Building a simple marketing website? Probably don’t waste your time - an LLM will probably be faster.
Designing a new SLAM algorithm? Probably LLMs will spin around in circles helplessly. That being said, that was my experience several years ago… maybe state of the art has changed in the computer vision space.
I've been impressed by how this isn't quite true. A lot of my coding life is spent in the popular languages, which the LLMs obviously excel at.
But a random dates-to-the-80s robotics language (Karel)? I unfortunately have to use it sometimes, and Claude ingested a 100s of pages long PDF manual for the language and now it's better at it than I am. It doesn't even have a compiler to test against, and still it rarely makes mistakes.
I think the trick with a lot of these LLMs is just figuring out the best techniques for using them. Fortunately a lot of people are working all the time to figure this out.
Even if your architectural idea is completely unique... a never before seen magnum opus, the building blocks are still legos.
I’d say it’s true, but the LLMs and humans don’t have the exact same definition of what “obscure” is.
Karel is almost a subset of Pascal with some keyword swaps. And there’s a LOT of Pascal (and similar languages) around.
From the PoV of a statistical based tool like an LLM, Karel is just another flavor of a very popular structure.

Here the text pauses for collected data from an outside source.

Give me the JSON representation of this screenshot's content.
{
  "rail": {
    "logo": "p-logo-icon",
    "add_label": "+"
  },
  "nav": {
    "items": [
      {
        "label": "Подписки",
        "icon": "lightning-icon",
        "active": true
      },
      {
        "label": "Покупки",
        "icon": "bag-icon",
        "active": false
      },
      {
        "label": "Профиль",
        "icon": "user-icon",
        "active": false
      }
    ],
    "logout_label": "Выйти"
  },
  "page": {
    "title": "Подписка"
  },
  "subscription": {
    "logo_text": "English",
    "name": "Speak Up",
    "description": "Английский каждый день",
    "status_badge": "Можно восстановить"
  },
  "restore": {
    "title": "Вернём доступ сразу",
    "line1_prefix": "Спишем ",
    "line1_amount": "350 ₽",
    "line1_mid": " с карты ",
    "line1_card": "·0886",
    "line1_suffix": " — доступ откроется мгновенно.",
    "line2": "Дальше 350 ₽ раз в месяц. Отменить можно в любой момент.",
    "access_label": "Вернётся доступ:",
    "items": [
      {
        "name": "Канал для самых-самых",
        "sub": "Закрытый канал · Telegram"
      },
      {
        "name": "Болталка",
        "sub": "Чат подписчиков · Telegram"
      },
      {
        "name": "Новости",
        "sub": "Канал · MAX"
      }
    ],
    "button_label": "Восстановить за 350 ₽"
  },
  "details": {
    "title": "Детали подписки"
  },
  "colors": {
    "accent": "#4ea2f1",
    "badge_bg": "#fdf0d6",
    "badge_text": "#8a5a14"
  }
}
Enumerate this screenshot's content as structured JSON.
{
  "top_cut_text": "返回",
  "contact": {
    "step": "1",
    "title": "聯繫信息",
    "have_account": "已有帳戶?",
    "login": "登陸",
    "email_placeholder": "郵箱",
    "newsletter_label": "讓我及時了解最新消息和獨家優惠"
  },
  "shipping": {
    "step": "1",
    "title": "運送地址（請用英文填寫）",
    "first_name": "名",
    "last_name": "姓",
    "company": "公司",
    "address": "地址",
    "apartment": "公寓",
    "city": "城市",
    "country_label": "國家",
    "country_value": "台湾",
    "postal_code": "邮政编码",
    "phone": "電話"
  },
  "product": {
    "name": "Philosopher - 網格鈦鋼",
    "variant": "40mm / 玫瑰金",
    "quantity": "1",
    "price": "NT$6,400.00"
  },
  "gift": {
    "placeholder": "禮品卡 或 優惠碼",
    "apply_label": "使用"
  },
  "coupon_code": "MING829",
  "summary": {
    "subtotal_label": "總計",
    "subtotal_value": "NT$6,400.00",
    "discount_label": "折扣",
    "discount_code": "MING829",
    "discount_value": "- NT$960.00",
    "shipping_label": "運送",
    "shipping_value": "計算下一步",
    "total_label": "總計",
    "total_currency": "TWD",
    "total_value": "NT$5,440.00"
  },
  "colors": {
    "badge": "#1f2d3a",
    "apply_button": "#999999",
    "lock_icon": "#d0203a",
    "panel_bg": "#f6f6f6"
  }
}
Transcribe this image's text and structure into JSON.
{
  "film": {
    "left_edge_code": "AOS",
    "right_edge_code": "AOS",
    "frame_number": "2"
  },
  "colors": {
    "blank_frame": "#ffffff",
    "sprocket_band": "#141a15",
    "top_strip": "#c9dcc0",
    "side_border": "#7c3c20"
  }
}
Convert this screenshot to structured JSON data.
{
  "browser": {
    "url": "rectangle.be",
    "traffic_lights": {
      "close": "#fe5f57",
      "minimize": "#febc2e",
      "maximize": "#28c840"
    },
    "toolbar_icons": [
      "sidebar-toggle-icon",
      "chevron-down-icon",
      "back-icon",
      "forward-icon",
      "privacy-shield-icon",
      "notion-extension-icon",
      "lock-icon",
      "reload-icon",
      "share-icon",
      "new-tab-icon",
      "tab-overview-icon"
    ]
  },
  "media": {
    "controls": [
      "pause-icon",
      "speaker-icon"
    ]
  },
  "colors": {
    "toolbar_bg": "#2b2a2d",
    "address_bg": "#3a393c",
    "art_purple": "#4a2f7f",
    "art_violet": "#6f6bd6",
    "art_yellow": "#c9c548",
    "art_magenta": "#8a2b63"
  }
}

I was looking at trying to remember/figure out some obscure hardware communication protocol to figure out enumeration of a hardware bus on some servers. Feeding codex a few RFC URLs and other such information, plus telling it to search the internet resulted in extremely rapid progress vs. having to wade through 500 pages of technical jargon and specification documents.
I'm sure if I was extending the spec to a 3.0 version in hardware or something it would not be useful, but for someone who just needs to understand the basics to get some quick tooling stood up it was close to magic.
The question relevant for LLMs would be "how many high quality results would I get if I googled something related to this", and for DICOM the answer is "many". As long the that is the case LLMs will not have trouble answering questions about it either.
A very simple kind of query that in my experiences causes problems to many current LLMs is:
"Write {something obscure} in the Wolfram programming language."
I wasn't able to replicate in my own testing though. Do you know if it also fails for "mathematica" code? There's much more text online about that.
My experience concerning using "Mathematica" instead of "Wolfram" in AI tasks is similar.
This is actually where I would be most reluctant to use an LLM. Your website represents your product, and you probably don’t want to give it the scent of homogenized AI slop. People can tell.
If you decide on your own brand colors and wording, there’s very little left about the code that can’t be done instantly by an LLM (at least on a marketing website).